Writer: Jonathan Cann Managing Consultant at JPCann Associates Ltd, Ghana
The Leitch Report on Skills Development in the United Kingdom introduced the concept of Voluntary Skills Pledge by leaders of businesses or organizations. The main purpose of this was to increase productivity, living standards and quality of services in both the private and public sectors.
The Skills Pledge is a voluntary commitment by corporate leaders to skills training and development of their workforce.
For a nation like Ghana to also compete with other emerging countries such as those in the advanced economies and the BRICS nations will require a massive skills development through training and development programmes that are relevant to the development needs of our nation. This will require that key stakeholders – Employees, Employers, and Government (through Ministries, Departments and Agencies) – make a commitment towards this goal.
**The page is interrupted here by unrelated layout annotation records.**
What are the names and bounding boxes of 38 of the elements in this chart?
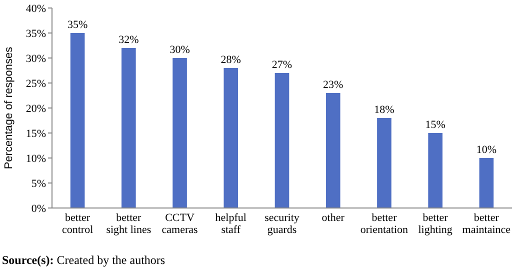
- x-tick-label: better control: [62, 212, 94, 236]
- data-label: 28%: [220, 54, 241, 66]
- y-tick-label: 30%: [26, 52, 46, 65]
- bar: [326, 93, 340, 208]
- y-tick-label: 20%: [26, 102, 46, 115]
- bar: [122, 48, 136, 208]
- data-label: 27%: [272, 59, 292, 71]
- bar: [274, 73, 290, 208]
- y-tick-label: 5%: [31, 178, 46, 190]
- x-tick-label: security guards: [264, 212, 300, 236]
- data-label: 15%: [425, 119, 446, 131]
- y-axis-title: Percentage of responses: [3, 46, 15, 170]
- bar: [479, 158, 494, 208]
- bar: [70, 33, 85, 208]
- bar: [428, 133, 442, 208]
- bar: [377, 118, 392, 208]
- x-tick-label: other: [322, 212, 345, 224]
- bar: [224, 68, 238, 208]
- x-tick-label: CCTV cameras: [162, 212, 198, 236]
- source-note: Source(s): Created by the authors: [2, 253, 166, 267]
- data-label: 18%: [374, 104, 394, 116]
- y-tick-label: 35%: [26, 28, 46, 40]
- y-tick-label: 25%: [26, 78, 46, 90]
- x-tick-label: better maintaince: [462, 212, 511, 236]
- data-label: 23%: [323, 79, 344, 91]
- data-label: 32%: [118, 34, 139, 46]
- bar: [172, 58, 187, 208]
- data-label: 35%: [67, 19, 88, 31]
- y-tick-label: 0%: [31, 202, 46, 215]
- y-tick-label: 40%: [26, 2, 46, 15]
- x-tick-label: helpful staff: [215, 212, 246, 236]
- data-label: 30%: [170, 44, 190, 56]
- x-tick-label: better lighting: [418, 212, 453, 236]
- y-tick-label: 10%: [26, 152, 46, 165]
- data-label: 10%: [476, 144, 497, 156]
- x-tick-label: better sight lines: [106, 212, 152, 236]
- y-tick-label: 15%: [26, 128, 46, 140]
- x-tick-label: better orientation: [360, 212, 409, 236]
Most advanced and emerging economies have attained such economic heights not through over reliance on primary resources but through the development of its human capacity which transforms the least resources into value added products. Ghana cannot rely on its extractive primary natural resources like gold, oil and gas without developing its complimentary human capacity that will harness its resources.
A cursory observation of the current trend in Ghana shows lack of commitment by corporate leaders to training and development of its workforce. The same can be said of public sector organizations.
- It was interesting watching a recent Parliamentary sub-committee on Public Accounts deliberations on the audited accounts of some MDA’s in Ghana. One thing was clear – lack of capacity building in critical areas such as financial administrations, Revenue mobilization, Income sustainability, efficient and effective work practices and leadership in most MDA’s. A casual look at the published financial statements of some financial institutions in Ghana also shows very little training spends on their workforce.
This trend needs to be reversed if the needed productivity, living standards and quality of service is to be achieved by corporate Ghana.
Is Corporate Ghana going to learn from the UK experience or come out with similar national agenda to train its workforce to make them more competitive in a global market?